Flier(s) for 2018: Danny Amendola, Marqise Lee, Allen Hurns

The Freak Athlete

This person has teased you for years with their measurables to the point where you still try to convince your friends that this is “the year”. WRs with elite 40-times or college production can often not always translate to the pros especially when it comes to becoming a route-running technician. For some, it takes years to develop and this provides ample opportunity to try and strike gold with a late-round flier. This might be the most boom-or-bust flier archetype among the positions. Will Fuller was THE WR2 from Weeks 4-8 averaging 17.7 standard fantasy points per game as the Texans rode the arm of rookie Deshaun Watson. Although Fuller’s injury likely scared people off from drafting him, he was the type of shot-in-the-dark pick or FA-pickup that likely gave your team some boom in the 1st half of the fantasy season.

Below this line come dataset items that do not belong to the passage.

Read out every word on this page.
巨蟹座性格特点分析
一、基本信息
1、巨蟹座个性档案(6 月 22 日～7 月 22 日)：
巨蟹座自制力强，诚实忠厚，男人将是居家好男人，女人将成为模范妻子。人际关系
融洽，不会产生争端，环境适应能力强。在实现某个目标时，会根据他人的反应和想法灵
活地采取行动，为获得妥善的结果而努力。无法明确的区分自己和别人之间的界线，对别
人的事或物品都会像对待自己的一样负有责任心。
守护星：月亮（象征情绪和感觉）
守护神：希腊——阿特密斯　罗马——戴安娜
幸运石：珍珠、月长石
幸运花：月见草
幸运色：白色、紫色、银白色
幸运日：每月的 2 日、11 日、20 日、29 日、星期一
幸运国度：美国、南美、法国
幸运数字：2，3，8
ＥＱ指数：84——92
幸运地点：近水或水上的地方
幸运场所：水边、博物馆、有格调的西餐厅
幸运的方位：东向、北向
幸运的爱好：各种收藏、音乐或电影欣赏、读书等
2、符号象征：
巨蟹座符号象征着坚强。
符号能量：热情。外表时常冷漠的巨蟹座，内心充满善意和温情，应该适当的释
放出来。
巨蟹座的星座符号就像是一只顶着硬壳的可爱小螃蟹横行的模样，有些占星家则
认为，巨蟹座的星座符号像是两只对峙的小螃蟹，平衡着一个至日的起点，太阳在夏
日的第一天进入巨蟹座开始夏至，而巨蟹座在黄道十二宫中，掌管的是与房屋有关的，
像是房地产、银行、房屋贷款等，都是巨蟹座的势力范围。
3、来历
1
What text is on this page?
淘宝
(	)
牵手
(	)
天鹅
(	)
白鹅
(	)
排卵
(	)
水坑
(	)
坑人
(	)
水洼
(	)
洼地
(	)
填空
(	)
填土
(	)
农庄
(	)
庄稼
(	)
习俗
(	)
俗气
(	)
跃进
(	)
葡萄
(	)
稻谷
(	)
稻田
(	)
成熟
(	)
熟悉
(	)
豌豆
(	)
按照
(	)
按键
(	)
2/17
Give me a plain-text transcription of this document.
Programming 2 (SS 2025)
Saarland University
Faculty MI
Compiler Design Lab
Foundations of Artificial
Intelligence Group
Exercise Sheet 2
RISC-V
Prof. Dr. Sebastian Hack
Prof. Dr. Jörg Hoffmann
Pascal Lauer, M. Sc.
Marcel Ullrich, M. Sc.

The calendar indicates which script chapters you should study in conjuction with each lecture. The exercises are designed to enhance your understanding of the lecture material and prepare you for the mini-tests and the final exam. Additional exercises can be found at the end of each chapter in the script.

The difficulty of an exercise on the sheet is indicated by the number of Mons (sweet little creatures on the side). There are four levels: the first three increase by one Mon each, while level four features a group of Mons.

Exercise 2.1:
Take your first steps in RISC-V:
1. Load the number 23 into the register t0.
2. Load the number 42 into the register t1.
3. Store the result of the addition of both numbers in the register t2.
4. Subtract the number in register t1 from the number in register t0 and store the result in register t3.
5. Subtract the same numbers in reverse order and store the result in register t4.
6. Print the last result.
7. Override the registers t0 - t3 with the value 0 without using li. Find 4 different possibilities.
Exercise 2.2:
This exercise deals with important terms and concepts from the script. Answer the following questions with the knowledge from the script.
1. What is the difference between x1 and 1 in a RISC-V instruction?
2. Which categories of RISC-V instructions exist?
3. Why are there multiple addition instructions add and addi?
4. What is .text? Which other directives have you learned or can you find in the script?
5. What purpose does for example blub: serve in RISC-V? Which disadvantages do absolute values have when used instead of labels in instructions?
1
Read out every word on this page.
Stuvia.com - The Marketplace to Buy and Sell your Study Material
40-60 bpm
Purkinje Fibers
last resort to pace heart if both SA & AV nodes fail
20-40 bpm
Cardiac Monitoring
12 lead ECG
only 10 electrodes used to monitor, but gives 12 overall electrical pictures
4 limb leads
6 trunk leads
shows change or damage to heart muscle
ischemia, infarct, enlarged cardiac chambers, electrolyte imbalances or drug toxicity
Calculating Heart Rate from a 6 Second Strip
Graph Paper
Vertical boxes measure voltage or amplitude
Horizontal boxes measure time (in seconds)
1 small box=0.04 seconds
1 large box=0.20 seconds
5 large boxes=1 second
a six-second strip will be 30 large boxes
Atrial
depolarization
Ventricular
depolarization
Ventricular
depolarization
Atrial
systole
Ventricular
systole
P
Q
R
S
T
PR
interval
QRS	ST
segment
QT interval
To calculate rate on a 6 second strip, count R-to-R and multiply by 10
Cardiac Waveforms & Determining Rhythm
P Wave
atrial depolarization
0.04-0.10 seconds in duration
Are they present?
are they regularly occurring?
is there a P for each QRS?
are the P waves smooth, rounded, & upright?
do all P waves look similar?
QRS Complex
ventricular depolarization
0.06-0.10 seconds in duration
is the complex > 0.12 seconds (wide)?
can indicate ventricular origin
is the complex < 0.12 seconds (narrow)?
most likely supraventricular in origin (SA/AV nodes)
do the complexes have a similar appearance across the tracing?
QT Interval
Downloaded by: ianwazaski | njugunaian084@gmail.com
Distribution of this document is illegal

Flier(s) for 2018: Terrelle Pryor, Mike Williams, John Ross

Harry How/Getty Images Sport

The Forgotten Teammate

When a team offers an “alpha-dog” type weapon at WR, it’s easy to forget that there are other options in the passing game. In fantasy, these players are not the most exciting to own as their week-to-week totals can be frustrating. However, there is still ample upside built into these “forgotten teammates” as players can get injured as well as yards and TDs can be spread around. Kenny Stills was easily 3rd in the pecking order among teammates Jarvis Landry and Devante Parker. All Stills did finish 26th among WRs and have some humongous games during the midseason. In 2015, Doug Baldwin was taken in the 13th round on average before finishing as a top 10 WR. Don’t overlook these guys.

Flier(s) for 2018: Kenny Stills (again), John BrownPaul Richardson, Keelan Cole

The Grey Beard Baller

I get it… especially after the NFL Draft, we want to embrace the latest hotness and revel in the glory that can be with future stardom. However, there are some card-carrying AARP members of the NFL that still have something to say. Old-timers at the WR position can look like crumbling, slow-footed pass catchers but that doesn’t always mean they are exempt from being fantasy relevant. Take the discount that comes with these “senior specials”.